In Green v. CIBC, Justice Strathy sat as a judge ex officio of the Superior Court of Justice as he had heard some of the earlier proceedings before he was elevated to the Court of Appeal.
The Certification and Leave Motion
To recap, Justice Strathy heard the plaintiffs’ motion in 2012 and dismissed it as time-barred because leave to commence an action had not been obtained prior to the expiry of the limitation period. The Court of Appeal reversed this decision, and held that the statutory cause of action could be certified. That decision was recently affirmed by the Supreme Court of Canada. The costs of the certification and leave motion were sent back to Justice Strathy for determination.
Plaintiffs Awarded Entire Amount Sought
The amount sought by the plaintiffs was comprised of fees of $1,505,418.72 and disbursements of $932,123.14 – Justice Strathy awarded them the entire amount sought. A significant portion of the disbursements was the cost of expert reports.
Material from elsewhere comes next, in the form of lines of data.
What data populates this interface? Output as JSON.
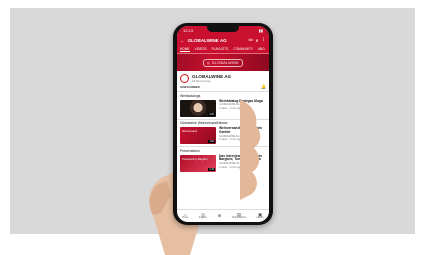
{
  "status": {
    "time": "12:13"
  },
  "appbar": {
    "title": "GLOBALWINE AG"
  },
  "tabs": [
    "HOME",
    "VIDEOS",
    "PLAYLISTS",
    "COMMUNITY",
    "ABO"
  ],
  "channel": {
    "name": "GLOBALWINE AG",
    "subs": "24 Abonnenten",
    "subscribe": "SUBSCRIBED"
  },
  "sections": [
    {
      "title": "Weinkatalogs",
      "video": {
        "title": "Weinkatalog Bodegas Muga",
        "channel": "GLOBALWINE AG",
        "meta": "4 views · 1 hour ago",
        "duration": "3:20"
      }
    },
    {
      "title": "Globalwine Weinversandhäuser",
      "video": {
        "title": "Weinversandhaus mit Alain Genitet",
        "channel": "GLOBALWINE AG",
        "meta": "4 views · 1 hour ago",
        "duration": "1:02",
        "thumb_text": "Weinversand"
      }
    },
    {
      "title": "Presenations",
      "video": {
        "title": "Das Interview mit Leonardo Bargioni, Tomás Argentina",
        "channel": "GLOBALWINE AG",
        "meta": "4 views · 1 hour ago",
        "duration": "2:10",
        "thumb_text": "Presented by Bargioni"
      }
    }
  ],
  "nav": [
    "Home",
    "Explore",
    "",
    "Subscriptions",
    "Library"
  ]
}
The plaintiffs said that they had discounted their fees by 10% in recognition of the fact that they would have the ongoing benefit of some of the work on the certification motion in the common issues trial.
Costs Principles in Class Proceedings
Justice Strathy placed significant weight on access to justice considerations. His rationale was that class counsel would not accept the risk of significant costs if they could not recoup such costs if successful. He stated that “[t]he efficacy of the statutory remedy depends on incentivizing class counsel to take these formidable risks”.
The decision also reviews the relevant principles in determining costs in a class proceeding, namely (1) costs should reflect the fair and reasonable expectations of the unsuccessful party; (2) to the extent possible, the award should be consistent with those made in comparable cases, recognizing that comparisons will rarely provide clear guidance; and (3) the cost award must give effect to the principles underlying the Class Proceedings Act, 1992.
Justice Strathy also made the following holdings in response to the defendant’s arguments: (a) costs on a certification motion should not be payable in the cause; (b) expert reports were necessary and reasonable and there was no basis to find or assume that they would have ongoing utility in the common issues trial; (c) success was not divided as the plaintiffs obtained certification and leave; (d) the case was more demanding and significant than Fairview Donut, in which Justice Strathy previously awarded $1.85 million to the successful defendant and described as “off the chart” in complexity, the amount at issue and the work required of counsel; and (e) 10% was a reasonable discount for the ongoing value of the work.
In refuting the defendant’s position that this significant cost award went against reasonable expectations, Justice Strathy stated that “there is absolutely no doubt that the defendants would be seeking costs at least as substantial to those claimed by the plaintiffs and probably more substantial”. Moreover, Justice Strathy posited that “had the defendants been successful the litigation would be over and they would normally have expected to recover all their cost of the proceeding”.
Notably however, the costs payable by defendants are routinely discounted on certification motions on the basis of, among other things, the principles underlying the CPA and the plaintiffs’ reasonable expectations. One wonders if the playing field might be levelling out in view of these comments?
While the decision represents a significant costs award in the context of a certification motion, it may not just be a win for the plaintiffs. Arguably, the award has the potential to change the “reasonable expectations” on costs of certification motions for all litigants. Justice Strathy found that the defendants would have sought the same amount, if not more, and would have expected to recover it if successful. Perhaps this is a signal on what can now be considered reasonable expectations on costs in the case of high dollar value, hotly contested certification motions.